Um mês havia se passado desde os eventos no Reino de Shirone. O inverno estava quase no fim e a primavera chegando. No último mês, eu tinha me dedicado a elaborar um plano detalhado com Orsted. Nossa primeira ordem: reunir aliados. Para isso, estabelecemos uma abordagem em três frentes.
O primeiro grande objetivo era montar uma agência de inteligência para coletar informações. O Bando Mercenário Ruato, grupo que Aisha e Linia haviam formado, seria de grande ajuda nisso. Seu alto escalão era todo formado pelo meu pessoal, então eu poderia tranquilamente usá-los. Teria sua total cooperação nos bastidores. Eu estruturaria a hierarquia global do grupo de forma que a sede mantivesse contato com cada filial para assim obter informações de países ao redor do mundo. Além disso, também as projetaria para que, se não conseguisse chegar à sede, ainda pudesse visitar uma filial para saber todos os detalhes das últimas notícias.
Isso seria mais para o meu uso do que para o de Orsted. Eu estava colocando minhas peças no tabuleiro e elas estavam prontas para serem movimentadas.
O segundo objetivo era atrair autoridades e futuros líderes. A ressurreição de Laplace iria desencadear uma guerra – com toda a humanidade, imagino. Se cada nação estivesse preparada, isso melhoraria o tempo de reação delas quando a invasão por fim começasse. Assim, informaríamos os que estavam no poder sobre a guerra que se aproximava e sobre o que estava em jogo. Ofereceríamos qualquer ajuda que pudéssemos, por menor que fosse, e os prepararíamos para o que estava por vir em oitenta anos no ritmo que eles conseguissem acompanhar. Ter a cooperação dessas nações na guerra de Laplace poderia tornar nossas vidas como Bando Mercenário mais fáceis – ou muito, muito mais difíceis se não a tivéssemos.

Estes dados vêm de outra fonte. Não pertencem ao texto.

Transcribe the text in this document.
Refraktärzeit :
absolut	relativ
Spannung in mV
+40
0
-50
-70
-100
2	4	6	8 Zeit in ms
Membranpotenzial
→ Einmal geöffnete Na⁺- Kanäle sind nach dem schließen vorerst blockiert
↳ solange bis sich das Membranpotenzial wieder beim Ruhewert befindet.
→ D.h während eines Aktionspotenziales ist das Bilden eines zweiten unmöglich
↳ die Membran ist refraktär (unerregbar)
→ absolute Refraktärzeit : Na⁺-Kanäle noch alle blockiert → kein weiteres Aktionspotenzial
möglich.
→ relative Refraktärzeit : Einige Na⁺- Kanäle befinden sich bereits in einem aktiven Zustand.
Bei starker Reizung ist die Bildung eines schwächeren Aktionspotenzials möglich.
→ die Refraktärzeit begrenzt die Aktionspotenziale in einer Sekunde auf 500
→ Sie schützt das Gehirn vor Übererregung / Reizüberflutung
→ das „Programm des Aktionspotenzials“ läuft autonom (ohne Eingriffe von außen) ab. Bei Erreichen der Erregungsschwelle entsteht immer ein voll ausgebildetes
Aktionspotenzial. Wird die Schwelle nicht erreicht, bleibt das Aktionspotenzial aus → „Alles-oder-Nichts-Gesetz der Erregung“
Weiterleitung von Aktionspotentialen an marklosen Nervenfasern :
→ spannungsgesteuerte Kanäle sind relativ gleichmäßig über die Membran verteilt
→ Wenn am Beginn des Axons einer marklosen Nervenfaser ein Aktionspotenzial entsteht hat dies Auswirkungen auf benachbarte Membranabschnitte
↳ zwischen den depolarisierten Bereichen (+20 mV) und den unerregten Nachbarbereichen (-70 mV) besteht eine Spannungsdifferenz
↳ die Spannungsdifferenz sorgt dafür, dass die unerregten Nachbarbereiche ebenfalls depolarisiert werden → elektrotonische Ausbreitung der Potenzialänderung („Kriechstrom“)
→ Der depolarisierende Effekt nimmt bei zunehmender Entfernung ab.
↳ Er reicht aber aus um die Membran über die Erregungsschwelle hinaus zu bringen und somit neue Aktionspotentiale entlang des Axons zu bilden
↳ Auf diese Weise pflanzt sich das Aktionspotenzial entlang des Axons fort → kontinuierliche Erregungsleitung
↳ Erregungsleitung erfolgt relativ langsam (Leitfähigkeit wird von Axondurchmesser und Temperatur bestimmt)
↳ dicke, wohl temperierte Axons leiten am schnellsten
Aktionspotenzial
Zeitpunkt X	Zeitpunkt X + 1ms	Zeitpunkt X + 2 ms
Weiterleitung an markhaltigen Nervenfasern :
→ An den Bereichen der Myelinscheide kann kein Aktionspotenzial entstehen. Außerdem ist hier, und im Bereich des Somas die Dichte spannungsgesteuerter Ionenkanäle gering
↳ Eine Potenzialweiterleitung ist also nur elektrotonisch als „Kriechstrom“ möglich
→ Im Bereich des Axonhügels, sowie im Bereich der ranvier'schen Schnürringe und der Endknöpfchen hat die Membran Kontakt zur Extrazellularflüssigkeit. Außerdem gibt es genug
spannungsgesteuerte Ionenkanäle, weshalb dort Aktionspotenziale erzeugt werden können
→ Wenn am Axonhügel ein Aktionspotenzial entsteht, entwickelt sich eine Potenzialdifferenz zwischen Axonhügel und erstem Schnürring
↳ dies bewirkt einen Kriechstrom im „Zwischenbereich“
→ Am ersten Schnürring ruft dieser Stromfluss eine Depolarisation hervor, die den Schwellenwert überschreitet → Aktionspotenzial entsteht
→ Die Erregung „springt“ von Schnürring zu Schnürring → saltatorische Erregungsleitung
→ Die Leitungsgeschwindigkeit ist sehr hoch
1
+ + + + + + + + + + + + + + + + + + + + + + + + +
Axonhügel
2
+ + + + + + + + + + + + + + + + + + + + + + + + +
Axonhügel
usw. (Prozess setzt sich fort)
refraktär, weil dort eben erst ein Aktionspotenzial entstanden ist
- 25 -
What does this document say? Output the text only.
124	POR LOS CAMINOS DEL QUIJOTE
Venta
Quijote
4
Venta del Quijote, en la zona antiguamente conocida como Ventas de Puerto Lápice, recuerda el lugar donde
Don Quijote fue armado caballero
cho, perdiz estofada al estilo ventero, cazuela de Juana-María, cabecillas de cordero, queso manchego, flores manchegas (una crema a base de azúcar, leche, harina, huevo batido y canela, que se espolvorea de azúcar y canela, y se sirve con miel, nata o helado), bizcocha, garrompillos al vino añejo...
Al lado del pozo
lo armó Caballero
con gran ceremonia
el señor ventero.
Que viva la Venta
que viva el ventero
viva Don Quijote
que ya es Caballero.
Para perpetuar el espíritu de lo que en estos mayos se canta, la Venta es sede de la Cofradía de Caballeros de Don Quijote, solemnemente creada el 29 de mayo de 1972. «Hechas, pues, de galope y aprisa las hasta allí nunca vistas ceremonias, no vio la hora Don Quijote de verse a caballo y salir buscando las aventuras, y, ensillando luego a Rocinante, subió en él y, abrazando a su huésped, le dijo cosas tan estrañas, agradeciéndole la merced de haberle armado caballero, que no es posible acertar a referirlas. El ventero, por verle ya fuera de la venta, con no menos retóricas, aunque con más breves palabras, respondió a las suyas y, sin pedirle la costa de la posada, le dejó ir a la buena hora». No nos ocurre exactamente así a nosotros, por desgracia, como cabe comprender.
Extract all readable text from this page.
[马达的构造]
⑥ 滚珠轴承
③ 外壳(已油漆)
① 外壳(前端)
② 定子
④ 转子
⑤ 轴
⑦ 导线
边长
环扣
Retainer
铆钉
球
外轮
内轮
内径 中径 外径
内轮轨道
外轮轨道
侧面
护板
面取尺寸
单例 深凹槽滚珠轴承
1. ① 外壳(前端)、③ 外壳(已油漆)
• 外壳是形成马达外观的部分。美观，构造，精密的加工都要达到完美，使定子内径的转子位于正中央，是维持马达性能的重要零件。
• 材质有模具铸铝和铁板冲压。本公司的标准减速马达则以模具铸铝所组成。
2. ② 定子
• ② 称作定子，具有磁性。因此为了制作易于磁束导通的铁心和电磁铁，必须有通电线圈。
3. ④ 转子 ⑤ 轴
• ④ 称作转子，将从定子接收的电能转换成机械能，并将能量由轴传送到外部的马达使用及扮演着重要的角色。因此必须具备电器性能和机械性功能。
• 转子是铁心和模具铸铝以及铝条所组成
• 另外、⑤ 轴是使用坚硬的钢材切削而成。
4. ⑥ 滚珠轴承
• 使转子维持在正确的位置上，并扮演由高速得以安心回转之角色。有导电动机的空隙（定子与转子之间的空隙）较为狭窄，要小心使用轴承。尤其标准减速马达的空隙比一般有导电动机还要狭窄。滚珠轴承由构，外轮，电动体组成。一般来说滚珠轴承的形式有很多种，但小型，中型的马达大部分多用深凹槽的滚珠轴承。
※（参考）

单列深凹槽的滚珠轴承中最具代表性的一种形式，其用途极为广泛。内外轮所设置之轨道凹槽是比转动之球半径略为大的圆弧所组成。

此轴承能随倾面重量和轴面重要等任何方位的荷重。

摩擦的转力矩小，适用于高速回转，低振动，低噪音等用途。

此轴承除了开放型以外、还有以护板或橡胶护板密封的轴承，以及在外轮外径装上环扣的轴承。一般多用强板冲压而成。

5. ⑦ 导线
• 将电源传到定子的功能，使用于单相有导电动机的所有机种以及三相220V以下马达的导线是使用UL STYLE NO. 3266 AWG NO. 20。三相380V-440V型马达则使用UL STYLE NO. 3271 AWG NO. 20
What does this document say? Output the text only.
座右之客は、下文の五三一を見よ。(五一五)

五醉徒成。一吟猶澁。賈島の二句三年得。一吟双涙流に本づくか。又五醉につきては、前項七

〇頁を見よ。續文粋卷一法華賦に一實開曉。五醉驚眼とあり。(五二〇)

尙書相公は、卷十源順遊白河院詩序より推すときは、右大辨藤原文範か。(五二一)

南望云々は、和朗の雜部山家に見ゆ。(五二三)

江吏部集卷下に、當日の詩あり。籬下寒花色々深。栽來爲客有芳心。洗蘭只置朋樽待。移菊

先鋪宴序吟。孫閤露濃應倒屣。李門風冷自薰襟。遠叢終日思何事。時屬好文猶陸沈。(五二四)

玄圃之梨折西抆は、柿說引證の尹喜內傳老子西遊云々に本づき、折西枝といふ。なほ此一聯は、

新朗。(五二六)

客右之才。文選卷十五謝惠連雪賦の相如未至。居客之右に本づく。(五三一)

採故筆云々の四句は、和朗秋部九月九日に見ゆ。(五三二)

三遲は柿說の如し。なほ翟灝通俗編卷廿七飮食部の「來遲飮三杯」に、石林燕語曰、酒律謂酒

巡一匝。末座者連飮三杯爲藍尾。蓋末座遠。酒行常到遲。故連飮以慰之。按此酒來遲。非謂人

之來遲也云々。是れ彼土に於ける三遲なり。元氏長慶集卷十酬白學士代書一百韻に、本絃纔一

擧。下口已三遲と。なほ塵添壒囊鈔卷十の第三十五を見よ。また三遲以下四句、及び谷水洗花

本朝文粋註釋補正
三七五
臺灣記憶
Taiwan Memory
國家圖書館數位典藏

A terceira parte do plano era recrutar guerreiros para o combate. Esse era o objetivo principal no que dizia respeito a Orsted. Ele preferia que outros enfrentassem Laplace no lugar dele. Se conseguíssemos acabar com sua maldição para que ele não tivesse mais que lutar sozinho, poderíamos até contar com a ajuda dos nossos novos recrutas na batalha final contra o Deus-Homem. Orsted e eu conversamos sobre quem se encaixaria bem e, por fim, estabelecemos este perfil: os guerreiros já destinados a lutar contra Laplace, mas que não se tornariam facilmente discípulos do Deus-Homem.
Por exemplo, os títulos de Deus Ogro e Deus dos Minérios – seus detentores atuais não nutriam nem ódio nem amor por Laplace, mas as gerações futuras se oporiam a ele. O mesmo valia para escolas como a do Estilo Deus da Água e Estilo Deus da Espada: os praticantes atuais estavam bem longe de Laplace, mas seus aprendizes também o enfrentariam. Também planejamos recrutar guerreiros de vida longa, como o Deus do Norte Kalman III, ou o Deus da Morte Randolph. Alguns guardavam rancor pessoal contra Laplace, especialmente Ruijerd. O Bando poderia localizar aqueles cujo paradeiro era desconhecido para que eu os encontrasse pessoalmente e implorasse de joelhos para que se juntassem a nós. Imaginava que alguns deles não participariam de graça. Porém, por enquanto, o plano meio que se resumia a recrutar todas as pessoas poderosas e competentes que conseguíssemos pensar.
Muito bem.
Assim que tivéssemos tudo isso resolvido, nos depararíamos com o obstáculo final: o Deus-Homem. Conhecendo ele, com certeza enviaria seus discípulos para nos atrapalhar. Na maioria das vezes, não sabíamos quem poderia acabar servindo como um de seus discípulos. Orsted disse que poderia estimar as chances em qualquer loop normal, mas como os discípulos nesse loop já incluíam pessoas que nunca haviam se unido ao Deus-Homem antes, seria difícil dizer com exatidão. Sendo assim, se eu quisesse cumprir minhas missões, teria que me preparar para os discípulos que Orsted não conseguiria prever.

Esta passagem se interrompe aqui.